Acute myeloid leukaemia (AML) is a heterogeneous clonal disorder of the bone marrow with a poor prognosis. Current chemotherapies show limited efficacy and so novel therapies are required that target specific molecular aberrations. One such candidate is β-catenin, the central mediator of Wnt signalling, which is frequently overexpressed, mislocalised and overactive in AML where it sustains leukaemia stem cells (LSC). The stability, localisation and activity of b-catenin is dictated heavily by protein interactions which were previously poorly characterised in a haematopoietic context.

We recently performed the first β-catenin interactome analysis in myeloid leukaemia cells and revealed a plethora of novel interactions for b-catenin including the significant enrichment of RNA binding proteins (RBPs). The RBPs were associated with GO search terms ‘mRNA processing and transport’ and ‘rRNA processing and transport’ and validated b-catenin:RBP interactions to date include LIN28B, WT1 and MSI2. b-Catenin has well established roles in transcription however this data, coupled with previous reports of β-catenin binding mRNA and regulating alternative splicing, raises the intriguing possibility that b-catenin could also have a role in post-transcriptional gene control in AML. To identify transcripts with which b-catenin is associated we have performed RBP-immunoprecipitation (RIP) for b-catenin coupled to RNA sequencing (RIPseq) in AML cells. These analyses have identified and validated b-catenin association with several RNA targets involved in critical cellular processes including myeloid differentiation (CSF1, CEBPA, PML), autophagy (RPTOR, DAPK3, WDR6) and most abundantly the Wnt signalling pathway itself (AMER1, APC, BCL9L, LEF1, TCF7, AXIN2, RNF43).

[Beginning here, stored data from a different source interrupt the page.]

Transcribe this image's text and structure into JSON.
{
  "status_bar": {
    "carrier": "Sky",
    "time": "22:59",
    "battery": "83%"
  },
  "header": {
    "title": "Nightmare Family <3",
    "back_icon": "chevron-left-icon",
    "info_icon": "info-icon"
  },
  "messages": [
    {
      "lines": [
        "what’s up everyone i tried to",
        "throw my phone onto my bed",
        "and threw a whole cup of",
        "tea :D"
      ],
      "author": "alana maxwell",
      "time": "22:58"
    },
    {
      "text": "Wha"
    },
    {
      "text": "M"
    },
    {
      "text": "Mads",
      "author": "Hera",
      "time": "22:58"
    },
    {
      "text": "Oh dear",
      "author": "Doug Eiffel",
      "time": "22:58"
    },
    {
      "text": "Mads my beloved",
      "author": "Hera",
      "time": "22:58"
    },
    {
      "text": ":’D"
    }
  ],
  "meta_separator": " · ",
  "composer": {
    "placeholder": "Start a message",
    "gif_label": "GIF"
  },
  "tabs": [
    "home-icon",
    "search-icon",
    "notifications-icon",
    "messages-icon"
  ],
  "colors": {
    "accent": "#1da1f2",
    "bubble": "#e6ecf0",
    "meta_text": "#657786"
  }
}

The existence of positive and negative feedback loops within Wnt signalling has been known for some time and are thought to be driven exclusively through TCF/LEF mediated transcriptional mechanisms since many are confirmed Wnt target genes. However, our new data raise the tantalising prospect that b-catenin may also govern Wnt signalling feedback loops post-transcriptionally, especially since many are not established transcriptional Wnt target genes (e.g., AMER1, APC, BCL9L).

We are now investigating the functional impact of b-catenin on these bound RNAs, and the wider consequence of these interactions for the development of both normal haematopoietic stem cells (HSC) and AML LSC.